MAG’s website states that construction on the new project at 335 Eighth Avenue is expected to begin in 2022, do you have an estimated completion date?

Likely the beginning of 2026 or the end of 2025.

Do you have any other projects lined up? How are factors such as Covid-19 and the expiration of 421-a impacting development decisions?

We have another residential project that we’re working on to beat the 421-a deadline, it’s a 200-unit, multifamily rental building with 30 percent affordable. We also have a boutique office building that we have been working on for the past year and a half or so. It is about 200,000 square feet and it’s in a very strong location. We are also looking at other projects outside of New York City in order to increase our footprint. New York City is becoming a harder and harder place to develop so we are looking elsewhere, some are pretty large scale projects.

Looking even further into the future, what is the biggest change you anticipate in NYC’s development market by 2031?

I think what you’re going to see is a market where there is a dearth of rental housing because of expiring 421-a. You’re going to start to see a shortage of housing. I hope the city really focuses on how to deal with the homeless situation, in terms of providing supportive housing for the homeless population. As the city gets wealthier and wealthier, those at the bottom of the economic ladder continue to suffer because of the lack of good and safe affordable housing.

MAG Partners is a woman-owned firm, do you want to speak about the significance of that?
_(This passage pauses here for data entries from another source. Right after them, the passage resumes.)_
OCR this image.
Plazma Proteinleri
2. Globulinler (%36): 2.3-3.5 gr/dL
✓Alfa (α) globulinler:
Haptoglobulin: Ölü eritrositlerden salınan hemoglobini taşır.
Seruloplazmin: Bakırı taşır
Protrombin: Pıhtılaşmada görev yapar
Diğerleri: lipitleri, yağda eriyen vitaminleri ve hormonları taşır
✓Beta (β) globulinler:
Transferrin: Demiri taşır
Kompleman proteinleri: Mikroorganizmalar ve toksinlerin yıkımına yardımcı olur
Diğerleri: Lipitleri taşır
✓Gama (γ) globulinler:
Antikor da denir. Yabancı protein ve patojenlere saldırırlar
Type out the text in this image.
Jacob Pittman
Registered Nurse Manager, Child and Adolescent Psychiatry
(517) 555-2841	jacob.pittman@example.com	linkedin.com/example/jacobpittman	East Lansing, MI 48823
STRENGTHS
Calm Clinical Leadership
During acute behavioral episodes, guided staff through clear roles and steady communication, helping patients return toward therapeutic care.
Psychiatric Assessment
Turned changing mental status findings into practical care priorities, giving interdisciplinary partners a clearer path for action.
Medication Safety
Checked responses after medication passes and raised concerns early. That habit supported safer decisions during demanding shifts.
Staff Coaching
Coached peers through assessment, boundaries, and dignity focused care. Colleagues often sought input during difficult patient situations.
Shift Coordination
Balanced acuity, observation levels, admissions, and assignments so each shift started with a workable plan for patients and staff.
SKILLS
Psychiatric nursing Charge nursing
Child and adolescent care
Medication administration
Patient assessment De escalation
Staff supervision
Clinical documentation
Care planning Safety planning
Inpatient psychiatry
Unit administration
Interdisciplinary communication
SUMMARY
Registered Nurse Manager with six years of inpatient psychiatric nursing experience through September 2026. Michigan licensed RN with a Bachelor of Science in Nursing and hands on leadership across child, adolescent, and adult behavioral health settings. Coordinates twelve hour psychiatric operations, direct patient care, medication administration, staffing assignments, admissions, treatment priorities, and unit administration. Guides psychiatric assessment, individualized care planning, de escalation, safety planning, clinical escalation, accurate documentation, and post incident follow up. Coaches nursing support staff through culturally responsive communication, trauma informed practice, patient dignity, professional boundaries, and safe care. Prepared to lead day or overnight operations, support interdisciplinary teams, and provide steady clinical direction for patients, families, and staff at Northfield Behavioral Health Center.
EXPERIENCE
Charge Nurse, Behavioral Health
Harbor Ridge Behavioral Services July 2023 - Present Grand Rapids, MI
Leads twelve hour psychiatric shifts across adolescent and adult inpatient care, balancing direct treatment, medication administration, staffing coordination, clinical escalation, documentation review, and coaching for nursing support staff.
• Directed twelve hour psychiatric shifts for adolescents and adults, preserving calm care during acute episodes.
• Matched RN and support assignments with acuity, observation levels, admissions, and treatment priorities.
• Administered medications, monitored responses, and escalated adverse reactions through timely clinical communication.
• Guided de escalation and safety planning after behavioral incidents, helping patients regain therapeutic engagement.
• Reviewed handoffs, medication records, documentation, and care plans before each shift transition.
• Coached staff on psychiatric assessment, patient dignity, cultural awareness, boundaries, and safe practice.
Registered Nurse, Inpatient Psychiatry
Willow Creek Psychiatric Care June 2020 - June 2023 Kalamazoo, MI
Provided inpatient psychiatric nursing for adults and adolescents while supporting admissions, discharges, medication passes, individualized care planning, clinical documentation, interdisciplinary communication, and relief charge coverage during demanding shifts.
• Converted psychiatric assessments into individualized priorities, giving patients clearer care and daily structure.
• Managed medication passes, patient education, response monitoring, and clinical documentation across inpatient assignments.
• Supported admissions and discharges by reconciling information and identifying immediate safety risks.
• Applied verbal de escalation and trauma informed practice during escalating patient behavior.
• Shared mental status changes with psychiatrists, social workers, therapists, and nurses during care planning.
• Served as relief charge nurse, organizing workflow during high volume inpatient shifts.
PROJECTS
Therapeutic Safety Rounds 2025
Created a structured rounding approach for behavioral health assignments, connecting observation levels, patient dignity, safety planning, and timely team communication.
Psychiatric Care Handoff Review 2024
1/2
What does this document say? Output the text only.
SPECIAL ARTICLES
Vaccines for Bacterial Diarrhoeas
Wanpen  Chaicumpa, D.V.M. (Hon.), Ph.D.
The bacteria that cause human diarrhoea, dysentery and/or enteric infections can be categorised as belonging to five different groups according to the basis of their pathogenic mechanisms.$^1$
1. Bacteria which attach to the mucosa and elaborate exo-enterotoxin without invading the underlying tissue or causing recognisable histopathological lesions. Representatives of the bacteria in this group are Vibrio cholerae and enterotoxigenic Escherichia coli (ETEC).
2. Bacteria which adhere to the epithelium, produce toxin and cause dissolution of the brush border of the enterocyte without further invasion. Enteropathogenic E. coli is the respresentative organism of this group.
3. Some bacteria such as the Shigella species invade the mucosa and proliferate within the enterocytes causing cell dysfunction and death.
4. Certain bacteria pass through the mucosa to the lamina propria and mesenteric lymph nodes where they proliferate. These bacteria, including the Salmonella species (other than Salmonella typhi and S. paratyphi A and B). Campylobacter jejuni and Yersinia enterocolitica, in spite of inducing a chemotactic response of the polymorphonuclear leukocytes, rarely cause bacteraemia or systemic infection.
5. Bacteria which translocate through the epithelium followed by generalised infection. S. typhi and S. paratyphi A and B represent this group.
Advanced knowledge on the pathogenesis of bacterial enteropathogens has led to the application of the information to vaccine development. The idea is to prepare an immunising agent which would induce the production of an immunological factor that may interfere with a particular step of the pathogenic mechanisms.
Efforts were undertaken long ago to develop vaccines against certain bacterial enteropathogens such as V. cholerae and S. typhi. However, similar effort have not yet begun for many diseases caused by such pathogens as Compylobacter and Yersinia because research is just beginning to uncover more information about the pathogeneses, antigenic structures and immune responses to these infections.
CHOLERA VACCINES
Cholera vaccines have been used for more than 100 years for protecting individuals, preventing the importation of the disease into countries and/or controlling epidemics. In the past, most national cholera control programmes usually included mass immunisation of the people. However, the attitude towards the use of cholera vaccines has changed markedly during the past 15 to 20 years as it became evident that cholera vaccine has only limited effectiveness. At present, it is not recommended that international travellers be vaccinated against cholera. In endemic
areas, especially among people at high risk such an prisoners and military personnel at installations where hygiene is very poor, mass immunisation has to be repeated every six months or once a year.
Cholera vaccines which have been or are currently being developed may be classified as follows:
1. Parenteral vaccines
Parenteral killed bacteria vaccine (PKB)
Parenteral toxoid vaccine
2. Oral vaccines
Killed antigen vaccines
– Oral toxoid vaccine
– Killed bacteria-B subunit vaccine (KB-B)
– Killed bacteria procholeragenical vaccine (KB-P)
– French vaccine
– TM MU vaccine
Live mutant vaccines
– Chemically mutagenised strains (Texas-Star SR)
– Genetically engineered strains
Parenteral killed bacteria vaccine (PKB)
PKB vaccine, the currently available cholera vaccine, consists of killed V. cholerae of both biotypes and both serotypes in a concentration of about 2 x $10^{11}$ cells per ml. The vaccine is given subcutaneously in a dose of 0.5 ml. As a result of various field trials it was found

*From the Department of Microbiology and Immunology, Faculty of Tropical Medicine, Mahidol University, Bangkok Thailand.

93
70 percent of our firm is made up by women, which we are very proud of. We are very committed to diversity and it is something we practice not just with our team but also with other partners we deal with. For example, we demand with our consultants that there are women who are interfacing with ownership representing their firms. You know they’re at the office doing all the work but they’re not getting the opportunity to interface with ownership or developers, and that’s how you grow business, so that is something that we do demand of our consultants. It is the same with our equity partners, our LP partner out of Australia, Qualitas, is an investment firm that was started by a woman named Carol Schwartz. We want to make sure that everyone who we work with understands what our goals and values are. That’s something that is really important for us.